"DON'T ALIENATE THE ALIENS"
That is the headline for a small article in the latest issue of the Answers magazine, published by the renowned Answers in Genesis organization. If you're out of the loop, Answers in Genesis is a young-earth creationist organization founded and headed by Australian-born Ken Ham (there isn't even a "Dr." in there, he's an evangelist if anything). He currently resides near Cincinnati, Ohio just across the bridge from his popular Creation Museum just outside of Cincinnati, Kentucky (On a side-note, how did the U.S. so incompetently divide a city between two states? Is Cincinnati in Ohio or Kentucky? What do you think? Sorry, off-topic!). With the understanding that Ken Ham isn't a doctor of any scientific field, it is clear to anyone who has read my previous creationist rants which side of the roof this ball is rolling. Ken Ham is more of this evangelist playing dress-up as a scientist issue I'm always raving about. But maybe I'm being to hard on him? He is more respectable than a certain even more infamous creationist of the same initials... Kent Hovind of the Creation Science Evangelism organization.
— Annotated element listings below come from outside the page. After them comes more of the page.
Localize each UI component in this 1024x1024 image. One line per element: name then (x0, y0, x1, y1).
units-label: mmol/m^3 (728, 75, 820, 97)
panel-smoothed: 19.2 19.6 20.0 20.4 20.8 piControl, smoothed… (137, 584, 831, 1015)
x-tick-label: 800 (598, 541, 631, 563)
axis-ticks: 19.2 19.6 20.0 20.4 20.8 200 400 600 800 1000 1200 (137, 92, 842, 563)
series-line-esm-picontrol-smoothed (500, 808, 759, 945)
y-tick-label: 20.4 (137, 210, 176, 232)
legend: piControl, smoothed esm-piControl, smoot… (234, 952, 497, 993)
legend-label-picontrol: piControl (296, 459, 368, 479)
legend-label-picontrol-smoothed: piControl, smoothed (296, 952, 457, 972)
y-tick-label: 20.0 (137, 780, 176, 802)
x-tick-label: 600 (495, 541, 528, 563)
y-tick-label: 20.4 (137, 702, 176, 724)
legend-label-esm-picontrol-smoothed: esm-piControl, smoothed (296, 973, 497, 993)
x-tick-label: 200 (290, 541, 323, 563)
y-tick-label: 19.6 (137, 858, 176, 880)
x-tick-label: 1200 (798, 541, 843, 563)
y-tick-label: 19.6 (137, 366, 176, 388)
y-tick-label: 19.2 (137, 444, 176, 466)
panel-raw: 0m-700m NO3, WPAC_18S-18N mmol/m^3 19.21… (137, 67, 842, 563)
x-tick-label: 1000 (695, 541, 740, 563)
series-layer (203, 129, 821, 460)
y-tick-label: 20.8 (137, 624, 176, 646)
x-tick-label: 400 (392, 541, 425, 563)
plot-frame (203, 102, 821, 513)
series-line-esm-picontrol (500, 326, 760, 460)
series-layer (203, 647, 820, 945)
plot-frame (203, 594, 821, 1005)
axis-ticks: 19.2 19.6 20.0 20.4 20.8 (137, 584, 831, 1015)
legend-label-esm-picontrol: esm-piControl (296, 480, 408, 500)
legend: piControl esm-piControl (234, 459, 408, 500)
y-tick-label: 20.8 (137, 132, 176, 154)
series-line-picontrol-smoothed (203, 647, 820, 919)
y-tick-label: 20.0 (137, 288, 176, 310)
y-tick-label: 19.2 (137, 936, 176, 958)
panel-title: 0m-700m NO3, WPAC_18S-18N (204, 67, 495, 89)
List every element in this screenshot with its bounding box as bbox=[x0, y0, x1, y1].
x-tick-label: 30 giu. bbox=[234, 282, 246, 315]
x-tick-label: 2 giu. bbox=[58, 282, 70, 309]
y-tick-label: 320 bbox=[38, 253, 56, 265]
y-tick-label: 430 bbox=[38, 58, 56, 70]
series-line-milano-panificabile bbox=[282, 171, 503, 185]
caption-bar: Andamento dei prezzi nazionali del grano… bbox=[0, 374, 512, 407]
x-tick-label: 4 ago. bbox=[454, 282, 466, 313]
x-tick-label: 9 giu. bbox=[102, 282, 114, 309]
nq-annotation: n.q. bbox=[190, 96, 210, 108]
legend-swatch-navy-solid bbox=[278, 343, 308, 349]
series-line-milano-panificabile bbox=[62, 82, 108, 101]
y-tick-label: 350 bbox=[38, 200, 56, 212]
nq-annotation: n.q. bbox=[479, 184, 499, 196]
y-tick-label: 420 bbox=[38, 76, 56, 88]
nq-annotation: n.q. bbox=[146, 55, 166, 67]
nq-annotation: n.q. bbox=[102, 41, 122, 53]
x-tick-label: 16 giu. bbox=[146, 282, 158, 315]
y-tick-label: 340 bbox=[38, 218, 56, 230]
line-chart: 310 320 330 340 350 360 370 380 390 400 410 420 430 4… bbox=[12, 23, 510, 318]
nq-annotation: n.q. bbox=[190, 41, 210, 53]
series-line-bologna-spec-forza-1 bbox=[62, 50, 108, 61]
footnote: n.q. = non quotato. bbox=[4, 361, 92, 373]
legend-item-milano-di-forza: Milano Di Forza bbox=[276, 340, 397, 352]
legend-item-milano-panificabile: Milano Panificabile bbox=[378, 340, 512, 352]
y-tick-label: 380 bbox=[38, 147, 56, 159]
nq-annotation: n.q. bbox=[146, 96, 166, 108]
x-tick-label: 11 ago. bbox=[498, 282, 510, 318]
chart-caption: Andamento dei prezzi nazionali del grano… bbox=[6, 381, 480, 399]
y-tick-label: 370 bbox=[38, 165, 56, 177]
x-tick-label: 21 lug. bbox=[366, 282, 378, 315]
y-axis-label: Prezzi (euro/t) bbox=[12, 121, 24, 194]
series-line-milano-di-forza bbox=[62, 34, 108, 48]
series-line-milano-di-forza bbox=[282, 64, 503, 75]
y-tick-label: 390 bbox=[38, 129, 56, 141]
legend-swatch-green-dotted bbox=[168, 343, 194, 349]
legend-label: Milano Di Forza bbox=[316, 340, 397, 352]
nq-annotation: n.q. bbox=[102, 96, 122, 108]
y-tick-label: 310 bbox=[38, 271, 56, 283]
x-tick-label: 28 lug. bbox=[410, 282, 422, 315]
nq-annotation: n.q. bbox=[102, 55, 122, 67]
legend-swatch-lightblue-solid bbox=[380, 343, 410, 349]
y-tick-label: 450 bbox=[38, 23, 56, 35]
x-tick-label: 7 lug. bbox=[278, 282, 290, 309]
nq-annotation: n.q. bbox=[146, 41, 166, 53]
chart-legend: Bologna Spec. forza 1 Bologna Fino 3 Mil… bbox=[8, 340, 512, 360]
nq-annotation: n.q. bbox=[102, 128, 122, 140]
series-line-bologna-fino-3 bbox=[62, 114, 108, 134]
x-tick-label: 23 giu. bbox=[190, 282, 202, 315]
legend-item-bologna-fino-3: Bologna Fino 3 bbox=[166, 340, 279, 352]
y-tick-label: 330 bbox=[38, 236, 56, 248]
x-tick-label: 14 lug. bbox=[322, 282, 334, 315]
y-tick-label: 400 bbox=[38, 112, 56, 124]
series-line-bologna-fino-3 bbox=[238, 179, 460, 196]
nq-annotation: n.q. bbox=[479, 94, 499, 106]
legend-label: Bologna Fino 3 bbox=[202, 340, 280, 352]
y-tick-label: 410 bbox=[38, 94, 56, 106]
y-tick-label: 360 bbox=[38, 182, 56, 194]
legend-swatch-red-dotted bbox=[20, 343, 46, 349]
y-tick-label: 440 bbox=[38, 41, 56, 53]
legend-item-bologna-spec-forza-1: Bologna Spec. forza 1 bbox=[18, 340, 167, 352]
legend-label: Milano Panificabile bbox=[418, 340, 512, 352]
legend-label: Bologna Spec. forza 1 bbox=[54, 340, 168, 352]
And I do respect Answers in Genesis in that as a creationist organization, they are active in the scientific community more so than Kent Hovind's CSE. They're still arrogant and biased (isn't everyone?), e.g. according to AiG birds are still birds and dinosaurs are still featherless reptiles. But out of sentimentality I do respect AiG for the little decency they are capable of. As a young-earth creationist myself, AiG was a large part of my childhood. They were God-fearing people who talked about dinosaurs! What wasn't to like? I wasn't so exposed to the beating heart of paleontology itself back then, so AiG was the closest connection to dinosaurs I had.
But I still don't agree with all of their creationist doctrine. Tonight's example, refer to the aforementioned headline, concerns extraterrestrial life. According to this article, AiG acknowledges space aliens to be an evolutionary doctrine, and therefor better safe than sorry to dismiss the possibility rather than look at it from a creationist perspective (similar to the bird/dinosaur ordeal, creationists certainly don't look at it from an evolutionary perspective and apparently not from a creationist perspective either; they simply dismiss it as though they have better issues to concern themselves with). I have transcripted the article for everyone to read here, with my own input added in within [brackets]:
"In 2008 a Vatican astronomer suggested that if we ever find intelligent beings in outer space, these aliens would be "our brothers" and "children of God" as much as human beings are. The UK's Daily Mail now reports that another Vatican astronomer also says he would be happy to baptize an alien.
"Such a statement reveals the silliness ["Silliness," clever terminology...] that results when someone tries to reconcile evolutionary thinking with the Bible.
"The idea of intelligent aliens is pure speculation that depends heavily on evolutionary presuppositions [We're dissing speculation, now are we? AiG's very own Kurt Wise developed a bizarre theory that giant "floating forests" may have existed before the Genesis flood: [link]
. The argument is, 'Life evolved here, so it must have evolved elsewhere in this incomprehensibly huge universe--we can't be a special case.' The Bible contradicts both assumptions--life didn't evolve here, it was created from nothing [Creationists are tossing rotten eggs at evolutionists for saying the universe evolved from nothing, but here we are saying life was created from nothing? Hypocrisy!]. And we are special, the pinnacle of God's creation, created in His image [admittedly as a Christian I do believe humanity was designed after our Creator, remember I am still YEC].
"Because Adam's sin affected the whole universe, it would also affect any alien. But as non-humans, aliens would not be eligible for salvation; this is one reason we are confident that intelligent aliens do not exist. So baptizing an alien would be pointless at best, and a mockery at worst [$50 says this entire article was written because the writer thought of that clever line just there and wanted something to go along with it so everyone could see his literary ingenuity]. Jesus did not die for Martians--only descendants of Adam can be saved."
End transcript. What a load of crap! Non-humans wouldn't be eligible for salvation? Baptizing an alien would be pointless? Back up, this article never gave Biblical evidence that extraterrestrials DON'T exist in the first place. We creationists believe in an all-powerful God who created everything by speaking it into existence and breathed life into our lungs, but we can't grasp the idea that God created life on other worlds? Let me clarify to all you folks who don't participate in Christianity: The Bible DOES NOT say space aliens don't exist. The Bible DOES NOT say that God didn't create life on other worlds. And the Bible certainly DOES NOT say that non-humans aren't eligible for salvation.
And this article's stab at speculation is simply ridiculous. Young-earth creationists are among the most speculative people I know. Apart from the whole "floating forest" thing, it's funny because on the page adjacent to this article dismissing the possibility of alien life is an article speculating that dragons are real...
Once again my fellow young-earth creationists disappoint me. In attempting to unveil the idiocy of secularism through this article, creationists have once again reaffirmed their own hypocrisy, ignorance, bias and scientific incompetence.